Learning simple Wikipedia: a cogitation in ascertaining abecedarian language

  • Authors:
  • Courtney Napoles;Mark Dredze

  • Affiliations:
  • Johns Hopkins University, Baltimore, MD;Johns Hopkins University, Baltimore, MD

  • Venue:
  • CL&W '10 Proceedings of the NAACL HLT 2010 Workshop on Computational Linguistics and Writing: Writing Processes and Authoring Aids
  • Year:
  • 2010

Quantified Score

Hi-index 0.00

Visualization

Abstract

Text simplification is the process of changing vocabulary and grammatical structure to create a more accessible version of the text while maintaining the underlying information and content.

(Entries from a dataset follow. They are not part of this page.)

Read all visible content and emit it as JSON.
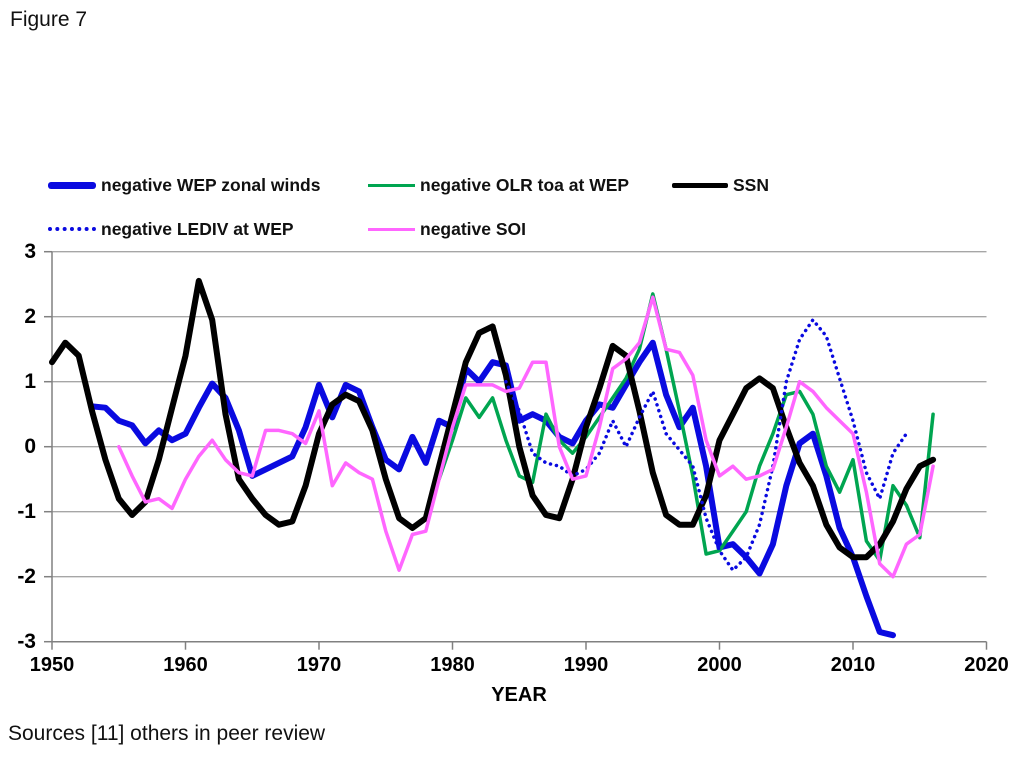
{
  "figure_label": "Figure 7",
  "source_note": "Sources [11] others in peer review",
  "colors": {
    "wep_blue": "#0a0ae0",
    "olr_green": "#00a550",
    "ssn_black": "#000000",
    "soi_pink": "#ff66ff",
    "gridline": "#a6a6a6",
    "axis": "#808080"
  },
  "chart_data": {
    "type": "line",
    "title": "",
    "xlabel": "YEAR",
    "ylabel": "",
    "xlim": [
      1950,
      2020
    ],
    "ylim": [
      -3,
      3
    ],
    "x_ticks": [
      1950,
      1960,
      1970,
      1980,
      1990,
      2000,
      2010,
      2020
    ],
    "y_ticks": [
      3,
      2,
      1,
      0,
      -1,
      -2,
      -3
    ],
    "grid": "horizontal",
    "legend_position": "top",
    "legend_rows": [
      [
        0,
        1,
        2
      ],
      [
        3,
        4
      ]
    ],
    "series": [
      {
        "name": "negative WEP zonal winds",
        "color": "#0a0ae0",
        "style": "solid",
        "width": 6,
        "start_year": 1953,
        "values": [
          0.62,
          0.6,
          0.4,
          0.33,
          0.05,
          0.25,
          0.1,
          0.2,
          0.6,
          0.97,
          0.75,
          0.25,
          -0.45,
          -0.35,
          -0.25,
          -0.15,
          0.3,
          0.95,
          0.45,
          0.95,
          0.85,
          0.3,
          -0.2,
          -0.35,
          0.15,
          -0.25,
          0.4,
          0.3,
          1.2,
          1.0,
          1.3,
          1.25,
          0.4,
          0.5,
          0.4,
          0.15,
          0.05,
          0.4,
          0.65,
          0.6,
          0.95,
          1.3,
          1.6,
          0.8,
          0.3,
          0.6,
          -0.3,
          -1.55,
          -1.5,
          -1.7,
          -1.95,
          -1.5,
          -0.6,
          0.05,
          0.2,
          -0.45,
          -1.25,
          -1.7,
          -2.3,
          -2.85,
          -2.9
        ]
      },
      {
        "name": "negative OLR toa at WEP",
        "color": "#00a550",
        "style": "solid",
        "width": 3.5,
        "start_year": 1979,
        "values": [
          -0.5,
          0.1,
          0.75,
          0.45,
          0.75,
          0.1,
          -0.45,
          -0.55,
          0.5,
          0.1,
          -0.1,
          0.15,
          0.45,
          0.75,
          1.05,
          1.5,
          2.35,
          1.5,
          0.55,
          -0.45,
          -1.65,
          -1.6,
          -1.3,
          -1.0,
          -0.3,
          0.2,
          0.8,
          0.85,
          0.5,
          -0.3,
          -0.7,
          -0.2,
          -1.45,
          -1.75,
          -0.6,
          -0.9,
          -1.4,
          0.5
        ]
      },
      {
        "name": "SSN",
        "color": "#000000",
        "style": "solid",
        "width": 6,
        "start_year": 1950,
        "values": [
          1.3,
          1.6,
          1.4,
          0.55,
          -0.2,
          -0.8,
          -1.05,
          -0.85,
          -0.2,
          0.6,
          1.4,
          2.55,
          1.95,
          0.5,
          -0.5,
          -0.8,
          -1.05,
          -1.2,
          -1.15,
          -0.6,
          0.2,
          0.65,
          0.8,
          0.7,
          0.25,
          -0.5,
          -1.1,
          -1.25,
          -1.1,
          -0.3,
          0.5,
          1.3,
          1.75,
          1.85,
          1.1,
          0.0,
          -0.75,
          -1.05,
          -1.1,
          -0.5,
          0.3,
          0.9,
          1.55,
          1.4,
          0.55,
          -0.4,
          -1.05,
          -1.2,
          -1.2,
          -0.75,
          0.1,
          0.5,
          0.9,
          1.05,
          0.9,
          0.3,
          -0.25,
          -0.6,
          -1.2,
          -1.55,
          -1.7,
          -1.7,
          -1.5,
          -1.15,
          -0.65,
          -0.3,
          -0.2
        ]
      },
      {
        "name": "negative LEDIV at WEP",
        "color": "#0a0ae0",
        "style": "dotted",
        "width": 3.5,
        "start_year": 1984,
        "values": [
          1.0,
          0.55,
          -0.1,
          -0.25,
          -0.3,
          -0.45,
          -0.35,
          -0.1,
          0.4,
          0.0,
          0.45,
          0.85,
          0.2,
          -0.05,
          -0.3,
          -1.1,
          -1.6,
          -1.9,
          -1.7,
          -1.2,
          -0.3,
          1.0,
          1.65,
          1.95,
          1.7,
          1.05,
          0.4,
          -0.4,
          -0.8,
          -0.1,
          0.2
        ]
      },
      {
        "name": "negative SOI",
        "color": "#ff66ff",
        "style": "solid",
        "width": 3.5,
        "start_year": 1955,
        "values": [
          0.0,
          -0.45,
          -0.85,
          -0.8,
          -0.95,
          -0.5,
          -0.15,
          0.1,
          -0.2,
          -0.4,
          -0.45,
          0.25,
          0.25,
          0.2,
          0.05,
          0.55,
          -0.6,
          -0.25,
          -0.4,
          -0.5,
          -1.3,
          -1.9,
          -1.35,
          -1.3,
          -0.5,
          0.3,
          0.95,
          0.95,
          0.95,
          0.85,
          0.9,
          1.3,
          1.3,
          0.0,
          -0.5,
          -0.45,
          0.3,
          1.2,
          1.35,
          1.6,
          2.3,
          1.5,
          1.45,
          1.1,
          0.1,
          -0.45,
          -0.3,
          -0.5,
          -0.45,
          -0.35,
          0.3,
          1.0,
          0.85,
          0.6,
          0.4,
          0.2,
          -0.7,
          -1.8,
          -2.0,
          -1.5,
          -1.35,
          -0.3
        ]
      }
    ]
  }
}
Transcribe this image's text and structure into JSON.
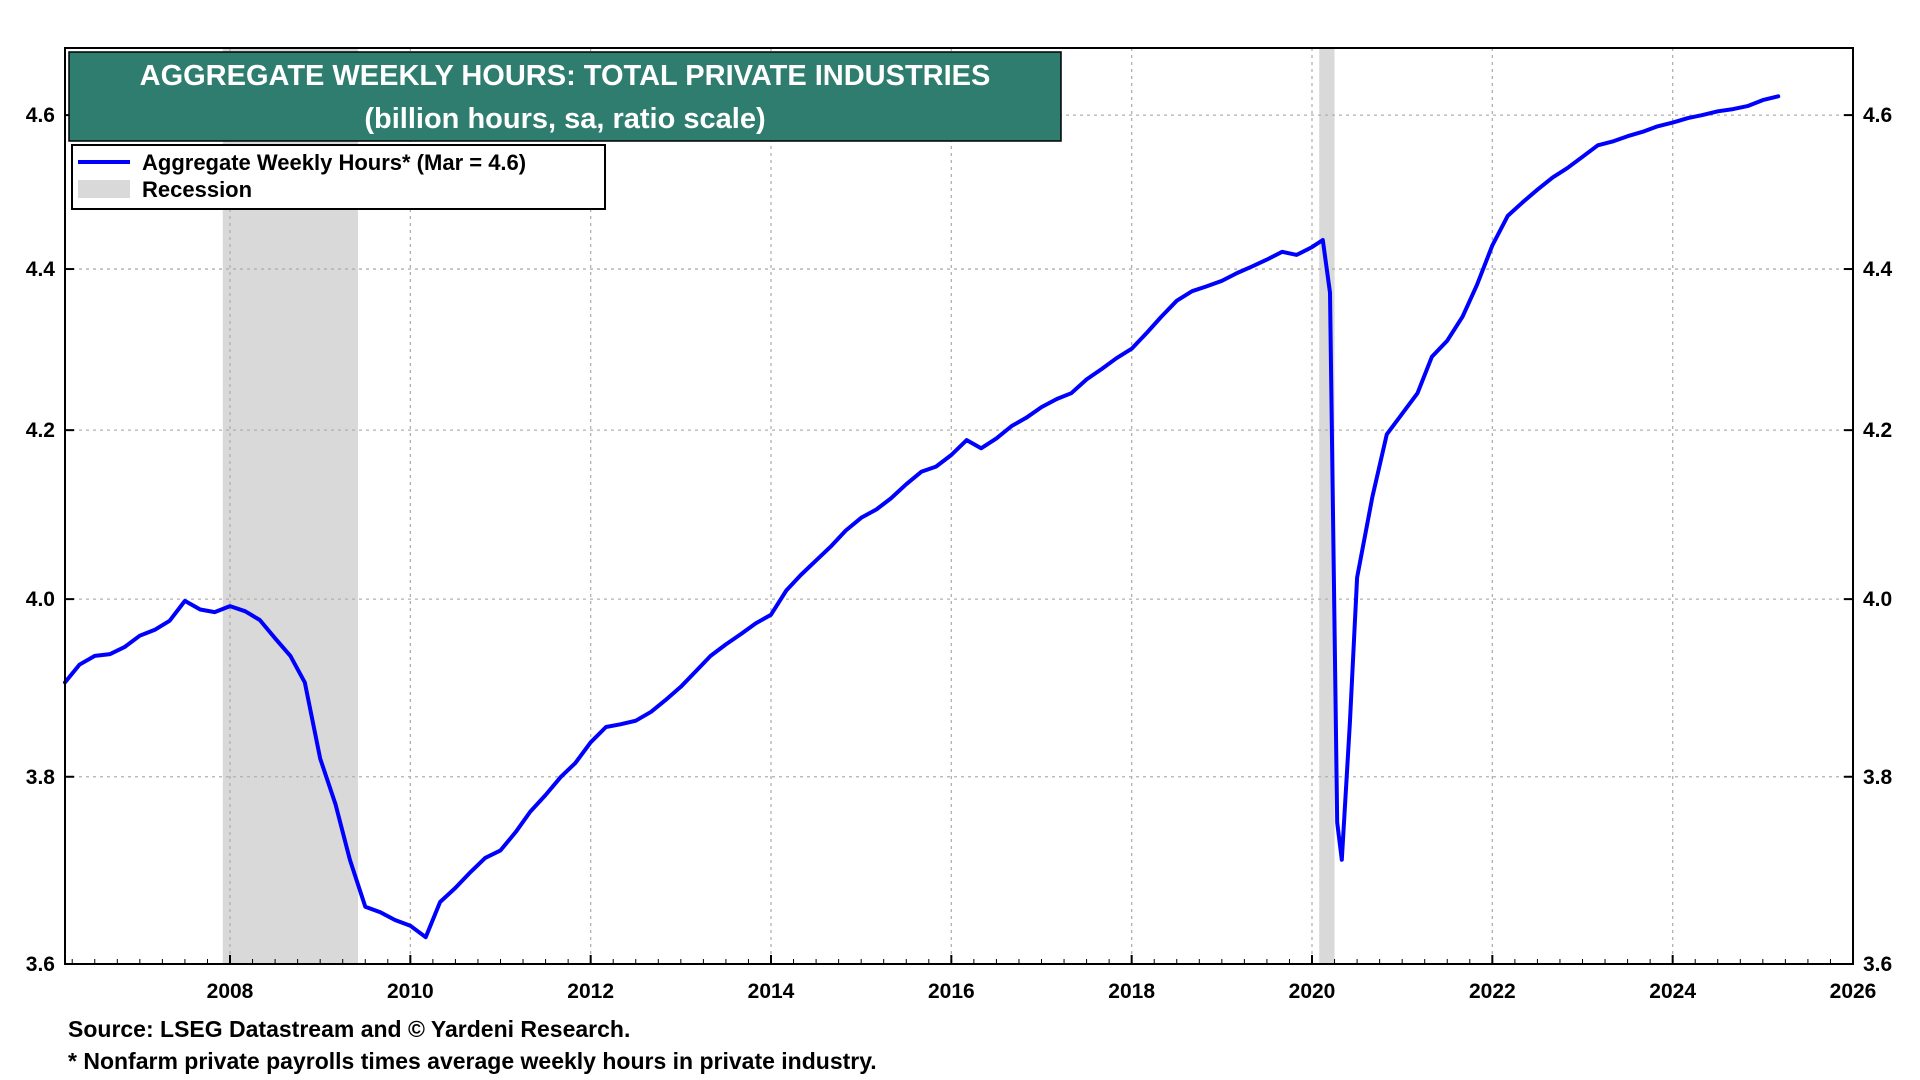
{
  "chart_data": {
    "type": "line",
    "title": "AGGREGATE WEEKLY HOURS: TOTAL PRIVATE INDUSTRIES",
    "subtitle": "(billion hours, sa, ratio scale)",
    "xlabel": "",
    "ylabel": "",
    "xlim": [
      2006.17,
      2026.0
    ],
    "ylim": [
      3.6,
      4.69
    ],
    "log_scale": true,
    "grid": true,
    "legend_position": "top-left",
    "x_ticks": [
      "2008",
      "2010",
      "2012",
      "2014",
      "2016",
      "2018",
      "2020",
      "2022",
      "2024",
      "2026"
    ],
    "y_ticks": [
      "3.6",
      "3.8",
      "4.0",
      "4.2",
      "4.4",
      "4.6"
    ],
    "series": [
      {
        "name": "Aggregate Weekly Hours* (Mar = 4.6)",
        "color": "#0000ff",
        "points": [
          [
            2006.17,
            3.905
          ],
          [
            2006.33,
            3.925
          ],
          [
            2006.5,
            3.935
          ],
          [
            2006.67,
            3.937
          ],
          [
            2006.83,
            3.945
          ],
          [
            2007.0,
            3.958
          ],
          [
            2007.17,
            3.965
          ],
          [
            2007.33,
            3.975
          ],
          [
            2007.5,
            3.998
          ],
          [
            2007.67,
            3.988
          ],
          [
            2007.83,
            3.985
          ],
          [
            2008.0,
            3.992
          ],
          [
            2008.17,
            3.986
          ],
          [
            2008.33,
            3.976
          ],
          [
            2008.5,
            3.955
          ],
          [
            2008.67,
            3.935
          ],
          [
            2008.83,
            3.905
          ],
          [
            2009.0,
            3.82
          ],
          [
            2009.17,
            3.77
          ],
          [
            2009.33,
            3.71
          ],
          [
            2009.5,
            3.66
          ],
          [
            2009.67,
            3.654
          ],
          [
            2009.83,
            3.646
          ],
          [
            2010.0,
            3.64
          ],
          [
            2010.17,
            3.628
          ],
          [
            2010.33,
            3.665
          ],
          [
            2010.5,
            3.68
          ],
          [
            2010.67,
            3.697
          ],
          [
            2010.83,
            3.712
          ],
          [
            2011.0,
            3.72
          ],
          [
            2011.17,
            3.74
          ],
          [
            2011.33,
            3.762
          ],
          [
            2011.5,
            3.78
          ],
          [
            2011.67,
            3.8
          ],
          [
            2011.83,
            3.815
          ],
          [
            2012.0,
            3.838
          ],
          [
            2012.17,
            3.855
          ],
          [
            2012.33,
            3.858
          ],
          [
            2012.5,
            3.862
          ],
          [
            2012.67,
            3.872
          ],
          [
            2012.83,
            3.885
          ],
          [
            2013.0,
            3.9
          ],
          [
            2013.17,
            3.918
          ],
          [
            2013.33,
            3.935
          ],
          [
            2013.5,
            3.948
          ],
          [
            2013.67,
            3.96
          ],
          [
            2013.83,
            3.972
          ],
          [
            2014.0,
            3.982
          ],
          [
            2014.17,
            4.01
          ],
          [
            2014.33,
            4.028
          ],
          [
            2014.5,
            4.045
          ],
          [
            2014.67,
            4.062
          ],
          [
            2014.83,
            4.08
          ],
          [
            2015.0,
            4.095
          ],
          [
            2015.17,
            4.105
          ],
          [
            2015.33,
            4.118
          ],
          [
            2015.5,
            4.135
          ],
          [
            2015.67,
            4.15
          ],
          [
            2015.83,
            4.156
          ],
          [
            2016.0,
            4.17
          ],
          [
            2016.17,
            4.188
          ],
          [
            2016.33,
            4.178
          ],
          [
            2016.5,
            4.19
          ],
          [
            2016.67,
            4.205
          ],
          [
            2016.83,
            4.215
          ],
          [
            2017.0,
            4.228
          ],
          [
            2017.17,
            4.238
          ],
          [
            2017.33,
            4.245
          ],
          [
            2017.5,
            4.262
          ],
          [
            2017.67,
            4.275
          ],
          [
            2017.83,
            4.288
          ],
          [
            2018.0,
            4.3
          ],
          [
            2018.17,
            4.32
          ],
          [
            2018.33,
            4.34
          ],
          [
            2018.5,
            4.36
          ],
          [
            2018.67,
            4.372
          ],
          [
            2018.83,
            4.378
          ],
          [
            2019.0,
            4.385
          ],
          [
            2019.17,
            4.395
          ],
          [
            2019.33,
            4.403
          ],
          [
            2019.5,
            4.412
          ],
          [
            2019.67,
            4.422
          ],
          [
            2019.83,
            4.418
          ],
          [
            2020.0,
            4.428
          ],
          [
            2020.12,
            4.437
          ],
          [
            2020.2,
            4.37
          ],
          [
            2020.28,
            3.75
          ],
          [
            2020.33,
            3.71
          ],
          [
            2020.42,
            3.86
          ],
          [
            2020.5,
            4.025
          ],
          [
            2020.67,
            4.12
          ],
          [
            2020.83,
            4.195
          ],
          [
            2021.0,
            4.22
          ],
          [
            2021.17,
            4.245
          ],
          [
            2021.33,
            4.29
          ],
          [
            2021.5,
            4.31
          ],
          [
            2021.67,
            4.34
          ],
          [
            2021.83,
            4.38
          ],
          [
            2022.0,
            4.43
          ],
          [
            2022.17,
            4.468
          ],
          [
            2022.33,
            4.485
          ],
          [
            2022.5,
            4.502
          ],
          [
            2022.67,
            4.518
          ],
          [
            2022.83,
            4.53
          ],
          [
            2023.0,
            4.545
          ],
          [
            2023.17,
            4.56
          ],
          [
            2023.33,
            4.565
          ],
          [
            2023.5,
            4.572
          ],
          [
            2023.67,
            4.578
          ],
          [
            2023.83,
            4.585
          ],
          [
            2024.0,
            4.59
          ],
          [
            2024.17,
            4.596
          ],
          [
            2024.33,
            4.6
          ],
          [
            2024.5,
            4.605
          ],
          [
            2024.67,
            4.608
          ],
          [
            2024.83,
            4.612
          ],
          [
            2025.0,
            4.62
          ],
          [
            2025.17,
            4.625
          ]
        ]
      }
    ],
    "recessions": [
      {
        "name": "Recession",
        "start": 2007.92,
        "end": 2009.42,
        "color": "#d9d9d9"
      },
      {
        "name": "Recession",
        "start": 2020.08,
        "end": 2020.25,
        "color": "#d9d9d9"
      }
    ]
  },
  "legend": {
    "series_label": "Aggregate Weekly Hours* (Mar = 4.6)",
    "recession_label": "Recession"
  },
  "colors": {
    "title_bg": "#2e7d6e",
    "line": "#0000ff",
    "recession": "#d9d9d9",
    "grid": "#b0b0b0"
  },
  "footer": {
    "source": "Source: LSEG Datastream and © Yardeni Research.",
    "note": "* Nonfarm private payrolls times average weekly hours in private industry."
  }
}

Automated tools for text simplification are a practical way to make large corpora of text accessible to a wider audience lacking high levels of fluency in the corpus language. In this work, we investigate the potential of Simple Wikipedia to assist automatic text simplification by building a statistical classification system that discriminates simple English from ordinary English. Most text simplification systems are based on hand-written rules (e.g., PEST (Carroll et al., 1999) and its module SYSTAR (Canning et al., 2000)), and therefore face limitations scaling and transferring across domains. The potential for using Simple Wikipedia for text simplification is significant; it contains nearly 60,000 articles with revision histories and aligned articles to ordinary English Wikipedia. Using articles from Simple Wikipedia and ordinary Wikipedia, we evaluated different classifiers and feature sets to identify the most discriminative features of simple English for use across domains. These findings help further understanding of what makes text simple and can be applied as a tool to help writers craft simple text.